Was Hänschen nicht lernt, kann Hans noch lange lernen.

Ich habe als Zehnjähriger mit dem Klarinettenunterricht begonnen. Nicht unbedingt deshalb, weil ich ein Instrument erlernen wollte, sondern eher, weil ich auf diese Art dem strengen Tagesablauf des Internats ein Schnippchen schlagen konnte. Im Musikhaus üben oder Unterricht nehmen war nämlich immer möglich. Aufgrund dieser Motivationslage war mein Lernerfolg, wie es so schön heißt, enden wollend. Hinzu kommt, dass unsere damaligen Lehrer in den 1960-er-Jahren mehr oder weniger aus dem Krieg ins Internat versprengte ehemalige Berufsmusiker waren, die weder von ihrer pädagogischen Qualifikation her, noch im Hinblick auf das Unterrichtsmaterial, das ihnen zur Verfügung stand, mit den luxuriösen Verhältnissen von heute verglichen werden können.

Stets ein wenig zu faul und daher nur mäßig gut beendete ich meine Schulzeit und geriet, natürlich nur ganz am Rande, in die Zeit der sogenannten 68-er-Revolution, in der Blasmusik als zumindest paramilitärische, wenn nicht gar faschistische Betätigung galt, sodass die Klarinette gleich einmal in den Tiefen des Kleiderschranks verschwand.
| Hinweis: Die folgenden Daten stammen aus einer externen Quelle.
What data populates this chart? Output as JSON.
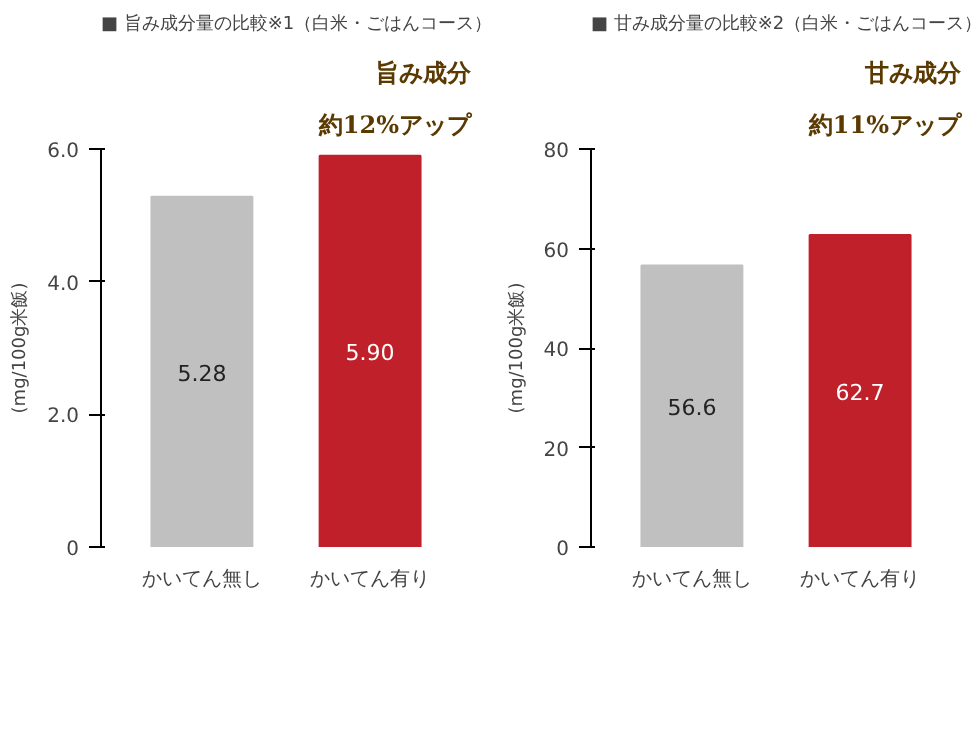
{
  "chart_data": [
    {
      "type": "bar",
      "title": "■ 旨み成分量の比較※1（白米・ごはんコース）",
      "ylabel": "(mg/100g米飯)",
      "categories": [
        "かいてん無し",
        "かいてん有り"
      ],
      "values": [
        5.28,
        5.9
      ],
      "value_labels": [
        "5.28",
        "5.90"
      ],
      "colors": [
        "#c0c0c0",
        "#c0202a"
      ],
      "ylim": [
        0,
        6.0
      ],
      "yticks": [
        0,
        {
          "value": 2,
          "label": "2.0"
        },
        {
          "value": 4,
          "label": "4.0"
        },
        {
          "value": 6,
          "label": "6.0"
        }
      ],
      "annotations": [
        "旨み成分",
        "約12%アップ"
      ]
    },
    {
      "type": "bar",
      "title": "■ 甘み成分量の比較※2（白米・ごはんコース）",
      "ylabel": "(mg/100g米飯)",
      "categories": [
        "かいてん無し",
        "かいてん有り"
      ],
      "values": [
        56.6,
        62.7
      ],
      "value_labels": [
        "56.6",
        "62.7"
      ],
      "colors": [
        "#c0c0c0",
        "#c0202a"
      ],
      "ylim": [
        0,
        80
      ],
      "yticks": [
        0,
        20,
        40,
        60,
        80
      ],
      "annotations": [
        "甘み成分",
        "約11%アップ"
      ]
    }
  ]
}
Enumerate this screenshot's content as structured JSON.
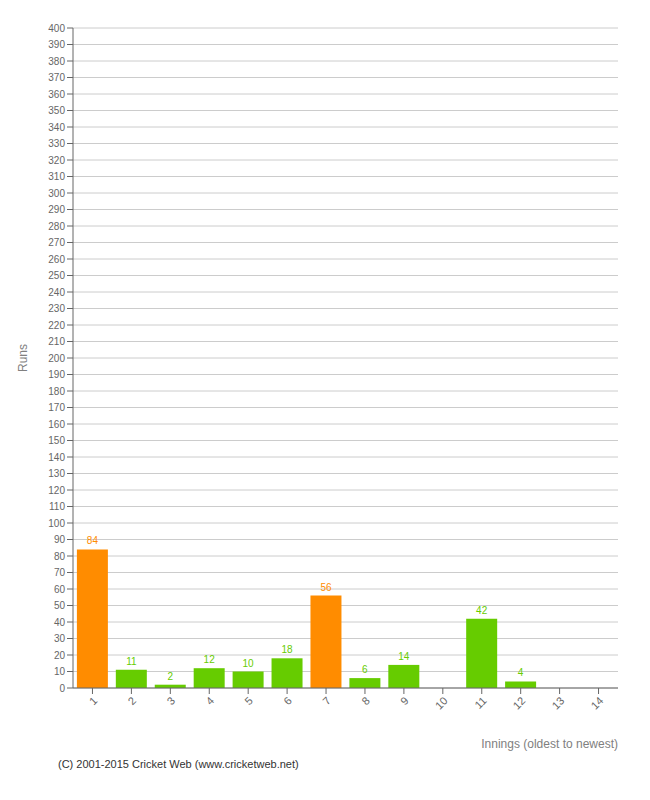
{
  "chart_data": {
    "type": "bar",
    "xlabel": "Innings (oldest to newest)",
    "ylabel": "Runs",
    "categories": [
      "1",
      "2",
      "3",
      "4",
      "5",
      "6",
      "7",
      "8",
      "9",
      "10",
      "11",
      "12",
      "13",
      "14"
    ],
    "values": [
      84,
      11,
      2,
      12,
      10,
      18,
      56,
      6,
      14,
      0,
      42,
      4,
      0,
      0
    ],
    "colors": [
      "#FF8C00",
      "#66CC00",
      "#66CC00",
      "#66CC00",
      "#66CC00",
      "#66CC00",
      "#FF8C00",
      "#66CC00",
      "#66CC00",
      "#66CC00",
      "#66CC00",
      "#66CC00",
      "#66CC00",
      "#66CC00"
    ],
    "ylim": [
      0,
      400
    ],
    "yticks": [
      0,
      10,
      20,
      30,
      40,
      50,
      60,
      70,
      80,
      90,
      100,
      110,
      120,
      130,
      140,
      150,
      160,
      170,
      180,
      190,
      200,
      210,
      220,
      230,
      240,
      250,
      260,
      270,
      280,
      290,
      300,
      310,
      320,
      330,
      340,
      350,
      360,
      370,
      380,
      390,
      400
    ],
    "grid": true,
    "data_labels": true,
    "annotations": [
      "(C) 2001-2015 Cricket Web (www.cricketweb.net)"
    ]
  }
}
Erst Anfang der 1980-er-Jahre konnte sie wieder hervorgeholt werden, da durch die aufkommende Grünbewegung das Leben am Lande und in der ruralen Gemeinschaft wieder an Ansehen gewann. Ich trat der örtlichen Musikkapelle bei und ärgerte mich als ausgewiesener Klassik-Fan in der Folge immer öfter über die kompositorisch minderwertigen Programme. Um es selbst besser zu machen, absolvierte ich, reichlich spätberufen, den Kapellmeisterlehrgang am heimischen Konservatorium und übernahm in der Folge zwanzig Jahre lang verschiedene Musikkapellen und Blasorchester, die mich sowohl als Kapellmeister wie auch als Manager in einer Weise herausforderten, dass neben spärlichem Klimpern am Klavier keine Zeit übrigblieb, auch noch am Instrument zu üben. Das änderte sich vor einigen Jahren, als ich die nervliche Belastung jenes Double Binds nicht mehr ertrug, als Dirigent ständig ein freundliches Gesicht machen zu müssen, aufgrund des andauernden Kampfs gegen Schlamperei und Unverlässlichkeit jedoch am liebsten vor Wut platzen zu wollen.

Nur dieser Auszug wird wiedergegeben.